Every so often I go into self-pity mode. Yup. I do. 

Let me just start by saying I know I am lucky to have a good life. I am grateful.

But….

And there’s always a but…

Yea, yea…I knew I would never marry George. My choice, of course.

In reality I had always hoped I would get married, have kids, watch our kids grow…eventually they would move out and begin their own lives, and eventually, I would care for my aging parents. Sounds pretty simple, realistic and not too far-fetched.

And then…something happens that will change every thing and every direction you thought your life would take.

Here’s where the “Revised Edition” starts.

First….George lost out BIG TIME!!

Second…raising kids is stressful, makes you doubt yourself in ways you never thought possible and yet is the most rewarding "job" I have ever had.

Third…caring for aging parents is anything but simple! Nothing prepares you for this stage in your life. NOTHING!!! 

Do I sound slightly unhinged???  THAT’S BECAUSE I AM!!!

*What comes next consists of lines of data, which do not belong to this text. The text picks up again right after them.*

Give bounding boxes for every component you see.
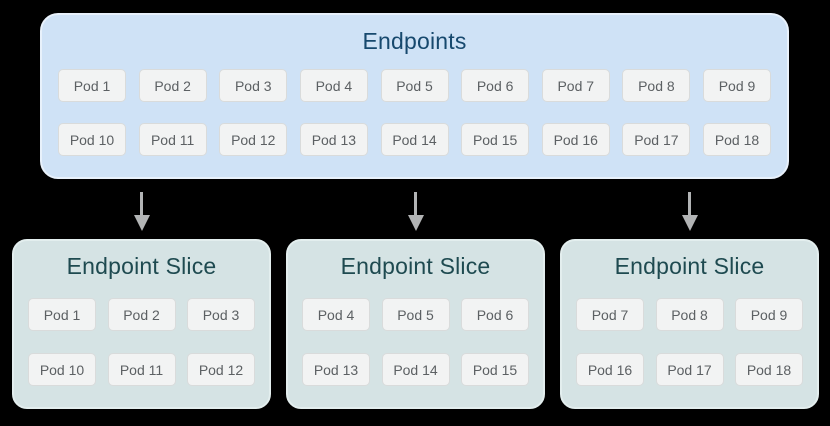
slice-1-pod-row-1: Pod 1 Pod 2 Pod 3 <box>14 298 269 331</box>
pod-chip: Pod 9 <box>735 298 803 331</box>
pod-chip: Pod 3 <box>187 298 255 331</box>
pod-chip: Pod 2 <box>107 298 176 331</box>
pod-chip: Pod 8 <box>655 298 724 331</box>
pod-chip: Pod 11 <box>138 123 207 156</box>
endpoints-pod-row-1: Pod 1 Pod 2 Pod 3 Pod 4 Pod 5 Pod 6 Pod 7 Pod 8… <box>42 69 787 102</box>
pod-chip: Pod 4 <box>299 69 368 102</box>
slice-2-pod-row-1: Pod 4 Pod 5 Pod 6 <box>288 298 543 331</box>
pod-chip: Pod 18 <box>703 123 771 156</box>
slice-3-pod-row-2: Pod 16 Pod 17 Pod 18 <box>562 353 817 386</box>
down-arrow <box>133 192 150 231</box>
pod-chip: Pod 2 <box>138 69 207 102</box>
pod-chip: Pod 4 <box>302 298 370 331</box>
pod-chip: Pod 7 <box>541 69 610 102</box>
pod-chip: Pod 17 <box>655 353 724 386</box>
pod-chip: Pod 6 <box>461 298 529 331</box>
arrows-row <box>12 192 819 231</box>
pod-chip: Pod 14 <box>380 123 449 156</box>
pod-chip: Pod 16 <box>576 353 644 386</box>
pod-chip: Pod 18 <box>735 353 803 386</box>
arrow-head-icon <box>681 215 698 231</box>
arrow-head-icon <box>133 215 150 231</box>
endpoints-title: Endpoints <box>362 28 467 54</box>
pod-chip: Pod 10 <box>58 123 126 156</box>
pod-chip: Pod 9 <box>703 69 771 102</box>
pod-chip: Pod 14 <box>381 353 450 386</box>
pod-chip: Pod 11 <box>107 353 176 386</box>
endpoint-slice-title: Endpoint Slice <box>66 253 217 279</box>
slice-2-pod-row-2: Pod 13 Pod 14 Pod 15 <box>288 353 543 386</box>
pod-chip: Pod 1 <box>28 298 96 331</box>
pod-chip: Pod 1 <box>58 69 126 102</box>
pod-chip: Pod 12 <box>219 123 288 156</box>
pod-chip: Pod 16 <box>541 123 610 156</box>
arrow-stem <box>414 192 417 215</box>
pod-chip: Pod 17 <box>622 123 691 156</box>
endpoint-slice-title: Endpoint Slice <box>614 253 765 279</box>
pod-chip: Pod 8 <box>622 69 691 102</box>
endpoint-slice-title: Endpoint Slice <box>340 253 491 279</box>
endpoints-box: Endpoints Pod 1 Pod 2 Pod 3 Pod 4 Pod 5 Pod 6… <box>40 13 789 179</box>
endpoints-pod-row-2: Pod 10 Pod 11 Pod 12 Pod 13 Pod 14 Pod 15 Pod … <box>42 123 787 156</box>
arrow-head-icon <box>407 215 424 231</box>
slice-3-pod-row-1: Pod 7 Pod 8 Pod 9 <box>562 298 817 331</box>
pod-chip: Pod 5 <box>381 298 450 331</box>
pod-chip: Pod 5 <box>380 69 449 102</box>
pod-chip: Pod 15 <box>461 123 530 156</box>
pod-chip: Pod 3 <box>219 69 288 102</box>
arrow-stem <box>140 192 143 215</box>
pod-chip: Pod 15 <box>461 353 529 386</box>
pod-chip: Pod 6 <box>461 69 530 102</box>
pod-chip: Pod 13 <box>299 123 368 156</box>
down-arrow <box>407 192 424 231</box>
arrow-stem <box>688 192 691 215</box>
pod-chip: Pod 12 <box>187 353 255 386</box>
pod-chip: Pod 7 <box>576 298 644 331</box>
slice-1-pod-row-2: Pod 10 Pod 11 Pod 12 <box>14 353 269 386</box>
down-arrow <box>681 192 698 231</box>
pod-chip: Pod 13 <box>302 353 370 386</box>
pod-chip: Pod 10 <box>28 353 96 386</box>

Did I ever think I would be a caregiver for the rest of my life?  No. I did not. But that’s ok because he is my son and I love him more than me.

Did I ever think I would have to care for an aging parent who has dementia and is more childlike than my own grown children?  No. I did not. But that’s ok because she is my mother.

Did I ever think my alcohol bill would be so high??  No. No I did not. Let’s just leave it at that.

Life is unpredictable.
Life is precious.
Life is not to be taken for granted. 




1 comment:

  1. We are the sandwich generation, still raising kids but also having to care for our aging parents. I don't know which is more exhausting, but currently, I think it's my aging parent!